In Puerto Rico, it is argued that P.L. 81-600
created an "unalterable bilateral pact" since the local
constitution adopted pursuant to that law was approved with the
consent of the people in the territory. The theory is that once
the people consented to the form of local self-government it can
not be altered by Congress. From that premise the leap is made
that as a matter of federal law this constitutes a fully
self-governing status and that Puerto Rico is no longer a U.S.
territory. Consequently, the territorial clause no longer applies
and Congress can not apply even federal laws to Puerto Rico
without its consent.
The PDP definition of "New
Commonwealth" is an attempt to "perfect" this
"bilateral pact" relationship. The 1994 Department of
Justice memorandum is ignored in the testimony of the PDP leaders
which accompanied the new definition when proposed to the House
Committee on Resources on March 19, 1997. Instead of addressing
the constitutional issues, the PDP relies upon the following
statement of Felix Frankfurter in 1914 when he was an official at
the War Department in the days it administered Puerto Rican
affairs:
"The present day demand upon
inventive statesmanship is to help evolve new
kinds of relationships so as to combine the
advantages of local self-government with those of
a confederated union.

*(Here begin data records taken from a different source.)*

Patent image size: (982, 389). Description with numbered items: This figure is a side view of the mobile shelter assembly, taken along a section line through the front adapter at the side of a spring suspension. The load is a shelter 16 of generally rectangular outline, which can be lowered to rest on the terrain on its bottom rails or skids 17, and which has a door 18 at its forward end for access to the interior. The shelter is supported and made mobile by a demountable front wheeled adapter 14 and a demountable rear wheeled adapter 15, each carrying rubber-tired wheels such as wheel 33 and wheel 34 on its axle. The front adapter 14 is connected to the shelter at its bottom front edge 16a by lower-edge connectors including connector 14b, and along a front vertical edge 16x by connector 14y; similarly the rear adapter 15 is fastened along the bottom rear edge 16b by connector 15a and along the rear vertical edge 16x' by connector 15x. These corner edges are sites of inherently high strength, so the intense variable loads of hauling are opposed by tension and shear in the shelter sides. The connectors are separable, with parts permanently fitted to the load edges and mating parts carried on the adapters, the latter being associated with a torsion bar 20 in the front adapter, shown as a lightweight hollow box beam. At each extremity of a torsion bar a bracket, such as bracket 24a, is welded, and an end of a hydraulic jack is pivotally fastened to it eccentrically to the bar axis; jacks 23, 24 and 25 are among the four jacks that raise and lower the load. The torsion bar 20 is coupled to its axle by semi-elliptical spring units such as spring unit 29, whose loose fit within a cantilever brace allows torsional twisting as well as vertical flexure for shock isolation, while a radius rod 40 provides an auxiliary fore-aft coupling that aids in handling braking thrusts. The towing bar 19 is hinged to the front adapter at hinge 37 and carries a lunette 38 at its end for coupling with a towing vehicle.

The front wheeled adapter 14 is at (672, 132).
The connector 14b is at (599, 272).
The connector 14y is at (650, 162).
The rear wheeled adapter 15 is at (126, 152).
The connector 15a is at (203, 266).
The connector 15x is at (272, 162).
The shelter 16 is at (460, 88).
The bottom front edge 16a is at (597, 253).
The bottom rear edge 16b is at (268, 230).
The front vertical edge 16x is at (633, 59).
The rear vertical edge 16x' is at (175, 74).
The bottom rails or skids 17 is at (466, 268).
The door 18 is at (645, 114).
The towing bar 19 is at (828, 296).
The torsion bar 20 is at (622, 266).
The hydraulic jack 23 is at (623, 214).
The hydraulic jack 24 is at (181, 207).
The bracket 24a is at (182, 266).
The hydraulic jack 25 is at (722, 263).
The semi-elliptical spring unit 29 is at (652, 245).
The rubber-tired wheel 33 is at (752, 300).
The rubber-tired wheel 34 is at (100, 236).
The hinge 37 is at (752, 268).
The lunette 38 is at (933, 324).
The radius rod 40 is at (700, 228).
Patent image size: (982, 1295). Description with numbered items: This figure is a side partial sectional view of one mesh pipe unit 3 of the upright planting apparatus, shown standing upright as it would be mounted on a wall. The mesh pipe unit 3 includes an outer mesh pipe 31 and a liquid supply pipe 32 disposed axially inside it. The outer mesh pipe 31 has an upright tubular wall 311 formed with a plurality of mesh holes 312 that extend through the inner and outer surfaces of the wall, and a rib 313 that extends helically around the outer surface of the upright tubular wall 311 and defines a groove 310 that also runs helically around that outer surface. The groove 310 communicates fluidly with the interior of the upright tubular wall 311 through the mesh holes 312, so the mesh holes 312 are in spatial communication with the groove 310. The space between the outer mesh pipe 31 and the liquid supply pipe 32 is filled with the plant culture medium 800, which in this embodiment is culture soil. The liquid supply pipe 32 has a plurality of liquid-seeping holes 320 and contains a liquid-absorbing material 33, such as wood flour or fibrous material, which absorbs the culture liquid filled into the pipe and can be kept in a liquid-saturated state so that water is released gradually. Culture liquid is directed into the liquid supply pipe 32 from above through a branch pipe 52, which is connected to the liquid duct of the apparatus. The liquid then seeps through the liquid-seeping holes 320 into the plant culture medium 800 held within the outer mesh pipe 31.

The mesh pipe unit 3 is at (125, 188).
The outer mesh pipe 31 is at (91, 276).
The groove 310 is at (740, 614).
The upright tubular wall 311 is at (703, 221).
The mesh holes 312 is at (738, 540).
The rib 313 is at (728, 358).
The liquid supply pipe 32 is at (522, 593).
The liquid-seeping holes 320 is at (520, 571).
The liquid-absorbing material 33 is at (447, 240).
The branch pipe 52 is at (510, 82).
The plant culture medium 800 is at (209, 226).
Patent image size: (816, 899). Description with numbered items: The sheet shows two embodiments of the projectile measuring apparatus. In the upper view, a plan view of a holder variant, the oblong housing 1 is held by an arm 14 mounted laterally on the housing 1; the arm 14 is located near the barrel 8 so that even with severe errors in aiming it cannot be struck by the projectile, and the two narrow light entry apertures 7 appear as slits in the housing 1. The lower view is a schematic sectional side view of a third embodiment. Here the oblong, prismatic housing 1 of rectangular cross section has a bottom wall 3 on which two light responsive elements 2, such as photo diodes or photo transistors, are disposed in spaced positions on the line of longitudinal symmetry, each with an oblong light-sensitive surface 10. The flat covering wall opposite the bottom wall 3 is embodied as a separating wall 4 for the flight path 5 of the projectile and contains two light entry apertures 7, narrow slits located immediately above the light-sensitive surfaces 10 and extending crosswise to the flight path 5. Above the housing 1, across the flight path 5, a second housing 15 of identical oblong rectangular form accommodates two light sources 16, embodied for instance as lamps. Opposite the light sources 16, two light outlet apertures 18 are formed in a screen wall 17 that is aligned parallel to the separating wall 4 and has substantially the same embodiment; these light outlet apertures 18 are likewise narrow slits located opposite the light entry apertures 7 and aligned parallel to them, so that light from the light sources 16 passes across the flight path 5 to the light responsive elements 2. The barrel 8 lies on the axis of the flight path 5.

Luckily, our Constitution
has left this filed of invention open."
Of course, the field of invention Frankfurter
was alluding to exists under the Territorial Clause of the
Constitution. In contrast, the PDP proposes to convert the
relationship created in 1952 by statute into a permanent form of
union which exists outside the Territorial Clause authority of
Congress.
In 1980 the U.S. Supreme Court ruled that
Congress acts with respect to Puerto Rico under the Territorial
Clause (Harris v. Rosario, 446 U.S. 651). In U.S. v. Sanchez, 992
F. 2d 1143 (1993) the court stated that Congress retains
authority to determine the status of the territory in accordance
with the Territorial Clause and the Treaty of Paris as it deems
consistent with the national interest.
In Reid v. Covert, 354 U.S. 1 (1957), the U.S.
Supreme Court described territorial clause status as a
"temporary" condition regulated by Congress until
institutions of self-government are established.
The response of the PDP to the Supreme Court
ruling in Harris is to cite various 5th Amendment federal
property rights cases involving commercial disputes and the
enforceability of contract obligations, rather than political
status questions. In addition, the PDP continues to rely on
dictum from federal lower court decisions which actually went
against the "unalterability" theory of commonwealth,
but acknowledged the unique nature of the highly evolved
federal-territorial relationship and the local self-governing
status of Puerto Rico. See, for example, U.S. v. Quinones, 758
F.2d 1143 (1993).
The cases cited by the PDP merely confirm the
ambiguity and confusion in Congress and the courts due too much
"inventive statesmanship" regarding the status of
Puerto Rico over the years. It is time to sort it out through the
deliberative process of our constitutional system.
The fact that Congress can be inventive does
not necessarily mean that it serves the national interest or
redeems the dignity of the concerned territorial population to do
so. This is especially true when some in Puerto Rico and the
federal government have attempted to convert temporary invention
into a permanent extra-constitutional status. The "New
Commonwealth" proposal is the last gasp of that doctrine.